Background:
Small cell lung cancer (SCLC) is an aggressive malignancy with a relatively poor prognosis. Until recent gains with immunotherapy, treatment options and survival had not advanced for decades. We aimed to evaluate our local treatment patterns, prognostic factors and compare real-world survival data to published literature.
Methods:
A retrospective observational analysis of SCLC patients diagnosed within our health district was conducted (01/2017 to 05/2020). Co-morbidity was quantified by Charlson comorbidity index (CCI). Progression-free survival (PFS) and overall survival (OS) were defined from date of diagnosis to progression, or death, respectively.

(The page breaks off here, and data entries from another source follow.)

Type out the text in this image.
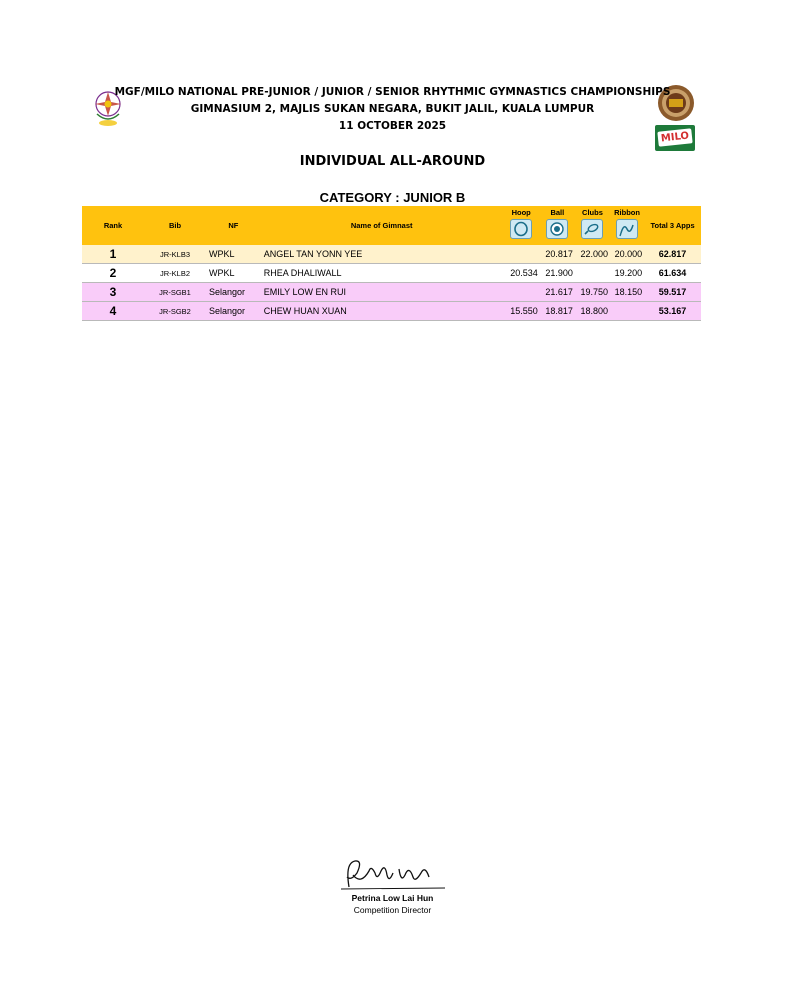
MILO
MGF/MILO NATIONAL PRE-JUNIOR / JUNIOR / SENIOR RHYTHMIC GYMNASTICS CHAMPIONSHIPS
GIMNASIUM 2, MAJLIS SUKAN NEGARA, BUKIT JALIL, KUALA LUMPUR
11 OCTOBER 2025
INDIVIDUAL ALL-AROUND
CATEGORY : JUNIOR B
Rank	Bib	NF	Name of Gimnast	Hoop	Ball	Clubs	Ribbon	Total 3 Apps
1	JR-KLB3	WPKL	ANGEL TAN YONN YEE		20.817	22.000	20.000	62.817
2	JR-KLB2	WPKL	RHEA DHALIWALL	20.534	21.900		19.200	61.634
3	JR-SGB1	Selangor	EMILY LOW EN RUI		21.617	19.750	18.150	59.517
4	JR-SGB2	Selangor	CHEW HUAN XUAN	15.550	18.817	18.800		53.167
Petrina Low Lai Hun
Competition Director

The Kaplan Meier method and logrank tests were used for analysis.
Results:
Of 77 patients, 51% were female, median age was 68 years (range 52-91) and 71% had extensive-stage (ES) disease. At baseline, 61% had performance status (PS) 0-1. The predominant platinum used in limited stage (LS) vs ES, was Cisplatin (60%) vs Carboplatin (80%), respectively. Median follow-up was 8.9 months (mo). For LS-SCLC vs ES-SCLC: median PFS was 8.7 vs 6.6 mo; whilst median OS was not reached vs 8.1 mo. In ES-SCLC, second and third-line therapy was received by 27% and 15% of patients, respectively (usually camptothecin or platinum-based regimens). For ES-SCLC, there were differences in OS between: PS 0-1 vs ≥2 (median 11.5 vs 2.2mo, HR 8.0, p=0.005); age <70 vs ≥70 (10.1 vs 5.5 mo, HR 3.9, p=0.047); and CCI <8 vs ≥8 (11.3 vs 5.1 mo, HR 4.6, p=0.033). Those who received treatment had a median OS of 10.1 mo, compared to 1.9 mo without any treatment.
Conclusions:
Our unselected real-world population survival outcomes were comparable to historical literature (atezolizumab only PBS-funded from March 2020). We confirmed that in ES-SCLC, poorer PS, increasing age and heavier co-morbidity burden significantly impacted survival. Future work will evaluate the real-world impact of immunotherapy and other novel agents.